View Source Scholar.Cluster.DBSCAN (Scholar v0.3.0)

Perform DBSCAN clustering from vector array or distance matrix.

DBSCAN - Density-Based Spatial Clustering of Applications with Noise. Finds core samples of high density and expands clusters from them. Good for data which contains clusters of similar density.

The time complexity is $O(N^2)$ for $N$ samples. The space complexity is $O(N^2)$.

Summary

Functions

Perform DBSCAN clustering from vector array or distance matrix.

Functions

Perform DBSCAN clustering from vector array or distance matrix.

Options

  • :eps - The maximum distance between two samples for them to be considered as in the same neighborhood. The default value is 0.5.

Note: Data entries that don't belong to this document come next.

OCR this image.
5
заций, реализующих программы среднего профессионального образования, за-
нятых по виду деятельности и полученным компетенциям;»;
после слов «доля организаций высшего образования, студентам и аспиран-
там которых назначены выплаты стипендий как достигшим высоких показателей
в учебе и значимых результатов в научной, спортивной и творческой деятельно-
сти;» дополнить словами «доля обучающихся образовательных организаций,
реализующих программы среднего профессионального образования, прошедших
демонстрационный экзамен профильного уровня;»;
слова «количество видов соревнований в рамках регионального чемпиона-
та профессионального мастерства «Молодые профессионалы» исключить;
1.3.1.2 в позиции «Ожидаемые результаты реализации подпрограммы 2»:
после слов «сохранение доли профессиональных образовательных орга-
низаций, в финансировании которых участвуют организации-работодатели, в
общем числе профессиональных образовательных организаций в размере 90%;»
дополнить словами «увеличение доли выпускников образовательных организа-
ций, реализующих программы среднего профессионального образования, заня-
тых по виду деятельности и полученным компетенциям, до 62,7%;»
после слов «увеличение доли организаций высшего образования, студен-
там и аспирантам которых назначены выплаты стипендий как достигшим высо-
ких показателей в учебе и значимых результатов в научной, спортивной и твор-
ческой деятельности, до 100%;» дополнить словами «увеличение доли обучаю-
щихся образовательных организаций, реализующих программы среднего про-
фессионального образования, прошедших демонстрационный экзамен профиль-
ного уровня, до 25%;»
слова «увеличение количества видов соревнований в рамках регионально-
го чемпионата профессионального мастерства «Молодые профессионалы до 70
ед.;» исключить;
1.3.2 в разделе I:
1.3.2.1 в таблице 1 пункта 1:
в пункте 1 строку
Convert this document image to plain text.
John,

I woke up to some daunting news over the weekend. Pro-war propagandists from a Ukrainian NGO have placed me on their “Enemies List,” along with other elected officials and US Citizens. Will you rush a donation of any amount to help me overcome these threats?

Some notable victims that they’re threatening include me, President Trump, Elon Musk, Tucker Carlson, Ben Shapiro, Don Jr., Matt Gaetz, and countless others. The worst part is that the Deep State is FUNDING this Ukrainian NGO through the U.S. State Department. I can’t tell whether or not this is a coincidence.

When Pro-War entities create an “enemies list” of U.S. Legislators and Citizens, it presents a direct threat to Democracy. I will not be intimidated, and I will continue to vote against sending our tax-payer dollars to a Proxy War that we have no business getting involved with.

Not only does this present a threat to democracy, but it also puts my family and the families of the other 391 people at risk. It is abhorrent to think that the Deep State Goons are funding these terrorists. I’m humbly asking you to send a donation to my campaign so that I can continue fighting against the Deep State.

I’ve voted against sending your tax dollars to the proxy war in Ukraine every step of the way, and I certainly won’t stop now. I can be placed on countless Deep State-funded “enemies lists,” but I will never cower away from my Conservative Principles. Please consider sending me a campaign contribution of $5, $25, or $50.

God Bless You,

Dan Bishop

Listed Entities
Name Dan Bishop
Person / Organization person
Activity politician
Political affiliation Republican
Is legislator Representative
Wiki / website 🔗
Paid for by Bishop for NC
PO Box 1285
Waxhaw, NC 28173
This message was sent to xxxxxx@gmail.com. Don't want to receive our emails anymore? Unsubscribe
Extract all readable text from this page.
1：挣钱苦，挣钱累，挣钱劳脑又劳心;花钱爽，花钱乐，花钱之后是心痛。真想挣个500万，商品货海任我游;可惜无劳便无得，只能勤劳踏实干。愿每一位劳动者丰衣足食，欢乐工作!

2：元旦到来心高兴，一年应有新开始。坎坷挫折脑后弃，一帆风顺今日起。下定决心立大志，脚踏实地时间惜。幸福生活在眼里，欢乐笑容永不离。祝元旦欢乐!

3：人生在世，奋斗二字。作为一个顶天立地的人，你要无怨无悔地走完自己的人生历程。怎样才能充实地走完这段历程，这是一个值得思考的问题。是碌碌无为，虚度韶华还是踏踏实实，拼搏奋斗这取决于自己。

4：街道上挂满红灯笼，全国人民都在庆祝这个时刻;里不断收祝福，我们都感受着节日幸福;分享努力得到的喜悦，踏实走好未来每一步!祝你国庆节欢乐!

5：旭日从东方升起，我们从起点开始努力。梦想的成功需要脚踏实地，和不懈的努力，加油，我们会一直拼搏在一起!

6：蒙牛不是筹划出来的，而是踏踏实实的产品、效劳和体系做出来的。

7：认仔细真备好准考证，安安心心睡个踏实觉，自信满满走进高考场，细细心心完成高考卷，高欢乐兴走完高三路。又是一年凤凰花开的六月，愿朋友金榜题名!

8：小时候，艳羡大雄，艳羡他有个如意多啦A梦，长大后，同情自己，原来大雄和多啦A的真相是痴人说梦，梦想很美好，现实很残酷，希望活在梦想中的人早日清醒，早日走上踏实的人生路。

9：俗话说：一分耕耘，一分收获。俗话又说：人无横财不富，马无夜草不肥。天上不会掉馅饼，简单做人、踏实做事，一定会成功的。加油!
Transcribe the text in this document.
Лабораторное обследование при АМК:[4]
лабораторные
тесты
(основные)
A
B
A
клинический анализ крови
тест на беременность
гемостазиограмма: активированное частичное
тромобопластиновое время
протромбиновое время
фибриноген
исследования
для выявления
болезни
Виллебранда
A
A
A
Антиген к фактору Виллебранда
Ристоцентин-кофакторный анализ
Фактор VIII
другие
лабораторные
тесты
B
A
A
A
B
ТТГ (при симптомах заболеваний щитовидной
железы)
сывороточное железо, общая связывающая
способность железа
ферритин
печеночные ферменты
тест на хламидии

  • :min_samples (integer/0) - The number of samples (or total weight) in a neighborhood for a point to be considered as a core point. This includes the point itself. The default value is 5.

  • :metric - The function that measures the pairwise distance between two points. Possible values:

    • {:minkowski, p} - Minkowski metric. By changing value of p parameter (a positive number or :infinity) we can set Manhattan (1), Euclidean (2), Chebyshev (:infinity), or any arbitrary $L_p$ metric.

    • :cosine - Cosine metric.

    • Anonymous function of arity 2 that takes two rank-2 tensors.

    The default value is &Scholar.Metrics.Distance.pairwise_minkowski/2.

  • :weights - The weights for each observation in x. If equals to nil, all observations are assigned equal weight.

Return Values

The function returns a struct with the following parameters:

  • :core_sample_indices - Indices of core samples represented as a mask. The mask is a boolean array of shape {num_samples} where 1 indicates that the corresponding sample is a core sample and 0 otherwise.

  • :labels - Cluster labels for each point in the dataset given to fit(). Noisy samples are given the label -1.

Examples

iex> x = Nx.tensor([[1, 2], [2, 2], [2, 3], [8, 7], [8, 8], [25, 80]])
iex> Scholar.Cluster.DBSCAN.fit(x, eps: 3, min_samples: 2)
%Scholar.Cluster.DBSCAN{
  core_sample_indices: Nx.tensor(
    [1, 1, 1, 1, 1, 0], type: :u8
  ),
  labels: Nx.tensor(
    [0, 0, 0, 1, 1, -1]
  )
}